I heard a cute quote a while back. Just long enough ago that I don't recall where I saw it or the attributation, but the quote itself was as follows: "XML is like violence. If it doesn't solve your problem, you're not using enough of it". I kind of feel that way. I really like where the XML world is heading in many ways, but in terms of data management (as opposed to data exchange) XML still appears to be in a confused place. At the same time traditional database technoligies are looking outmoded and unagile. I think its a question of unsolved problems.

AJ discussed loss of diversification due to competition in this blog entry. If you follow it through to the "see more" part of his post he discusses the fact that competition doesn't seem to have killed off the various email servers of the internet. We essentially have a "big four". AJ refers to email being somewhat of a solved problem where competition is not really required anymore.
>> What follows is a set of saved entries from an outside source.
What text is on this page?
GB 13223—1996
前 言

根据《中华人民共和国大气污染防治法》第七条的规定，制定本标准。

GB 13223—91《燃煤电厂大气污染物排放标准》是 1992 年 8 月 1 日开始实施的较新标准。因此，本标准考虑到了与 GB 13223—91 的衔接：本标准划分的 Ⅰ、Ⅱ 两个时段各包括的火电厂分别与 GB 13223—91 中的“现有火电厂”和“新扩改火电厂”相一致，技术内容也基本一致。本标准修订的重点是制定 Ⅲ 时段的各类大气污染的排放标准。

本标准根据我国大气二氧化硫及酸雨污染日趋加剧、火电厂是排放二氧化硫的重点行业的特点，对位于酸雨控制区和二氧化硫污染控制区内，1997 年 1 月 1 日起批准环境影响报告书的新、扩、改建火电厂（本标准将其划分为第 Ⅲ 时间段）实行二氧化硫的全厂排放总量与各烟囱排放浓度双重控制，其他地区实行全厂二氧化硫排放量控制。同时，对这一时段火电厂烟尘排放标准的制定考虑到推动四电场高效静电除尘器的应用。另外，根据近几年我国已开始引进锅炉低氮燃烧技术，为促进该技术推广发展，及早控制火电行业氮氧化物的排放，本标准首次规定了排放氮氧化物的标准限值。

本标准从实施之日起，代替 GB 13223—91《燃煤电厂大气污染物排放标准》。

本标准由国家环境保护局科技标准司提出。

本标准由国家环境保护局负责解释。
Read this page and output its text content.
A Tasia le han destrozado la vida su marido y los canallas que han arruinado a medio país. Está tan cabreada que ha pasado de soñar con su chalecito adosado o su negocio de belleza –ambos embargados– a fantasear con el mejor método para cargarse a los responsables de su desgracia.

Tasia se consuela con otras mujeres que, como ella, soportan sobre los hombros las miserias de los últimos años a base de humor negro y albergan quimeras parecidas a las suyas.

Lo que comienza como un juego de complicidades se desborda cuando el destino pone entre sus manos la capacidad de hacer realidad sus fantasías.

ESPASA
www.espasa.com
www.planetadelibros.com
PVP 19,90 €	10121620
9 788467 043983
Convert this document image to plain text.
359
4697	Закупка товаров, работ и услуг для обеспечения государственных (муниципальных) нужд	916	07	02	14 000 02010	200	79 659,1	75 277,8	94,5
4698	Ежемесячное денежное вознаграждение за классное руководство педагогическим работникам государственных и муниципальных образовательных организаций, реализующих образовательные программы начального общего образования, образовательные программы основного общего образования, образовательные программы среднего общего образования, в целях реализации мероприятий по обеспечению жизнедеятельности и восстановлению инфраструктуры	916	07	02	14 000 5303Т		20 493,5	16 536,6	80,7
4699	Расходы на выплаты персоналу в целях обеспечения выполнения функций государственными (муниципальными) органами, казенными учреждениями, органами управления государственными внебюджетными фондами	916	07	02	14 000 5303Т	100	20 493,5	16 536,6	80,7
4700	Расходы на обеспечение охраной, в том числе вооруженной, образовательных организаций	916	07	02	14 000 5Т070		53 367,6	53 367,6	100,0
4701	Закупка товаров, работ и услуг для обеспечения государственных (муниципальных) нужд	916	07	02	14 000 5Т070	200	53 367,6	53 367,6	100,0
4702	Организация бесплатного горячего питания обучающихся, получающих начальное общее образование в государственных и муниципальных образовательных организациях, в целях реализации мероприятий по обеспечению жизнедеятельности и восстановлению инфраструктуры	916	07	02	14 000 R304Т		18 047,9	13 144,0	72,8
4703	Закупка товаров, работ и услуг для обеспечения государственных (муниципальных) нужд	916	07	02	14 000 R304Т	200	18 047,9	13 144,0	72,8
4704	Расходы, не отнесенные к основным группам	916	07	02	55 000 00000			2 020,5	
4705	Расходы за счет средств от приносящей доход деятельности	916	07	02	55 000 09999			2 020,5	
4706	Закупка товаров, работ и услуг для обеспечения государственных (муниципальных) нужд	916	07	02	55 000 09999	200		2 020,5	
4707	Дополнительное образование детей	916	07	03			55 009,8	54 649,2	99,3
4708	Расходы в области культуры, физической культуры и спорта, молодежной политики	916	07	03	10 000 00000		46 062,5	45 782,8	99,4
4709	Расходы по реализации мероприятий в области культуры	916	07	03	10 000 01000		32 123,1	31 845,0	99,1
I'm of a mind to think that there's always a money angle. Whereas I think AJ is leaning towards technical issues when he talks about solved problems, I would lean towards the economic issues. Mail servers don't suffer a lot of compeition because they've already reached a price point where they're a commodity. The fact that none can gain an effective foothold over the others on a technical basis maintains the commodity status. I think the fact that several offerings are free software helps contribute to the commoditisation of the solutions and therefore the continuing diversity of choice.

Five years ago it looked like data management was a solved problem, too. Relational databases were and still are king, and back then it looked like they would stay king. The XML hype has put question marks over everything. XML has become the standard way of doing data interchange, so the data storage has to become more and more XML friendly. At the same time we've also been transitioning from a world of big backend monolithic databases to a world of loosely-coupled, distributed data and data more closely tied to an individual user and their desktop than to the machine. We want to carry more data around with us so we can look at our data at work as easily as we can at home. We want to be able to look at it again while we're on the train.

I think that some form of XML technology will eventually be involved with filling the gap between what the big databases currently provide and what we actually need. We've had several attempts to fill it so far. sqlite is awesome for little things but it's still hard to get the data in and out. Web services are starting to lean away from the big iron and onto the desktop, especially with Longhorn's Indigo offerings coming in a few years. Actually, I suspect that the only technology we'll still be betting our businesses on in five years time in the data management arena will be XPath, which has already survived quite a few major changes of hosting environment. XPath has even been implimented in silicon. It's really hard to pick what's going to happen above that level. Will XQuery really pick up? Will it be superceeded by something more geared towards querying and collating results from multiple web services? Again, I don't really know.

In the end I think the data management world has some catching up to do before it can fill the new niches and still claim to be mature technology. What we do now will influence that process. As for my usage, I'm still undecided but I'm watching the stars and the blogs and the news for signs that a uniform approach is starting to emerge.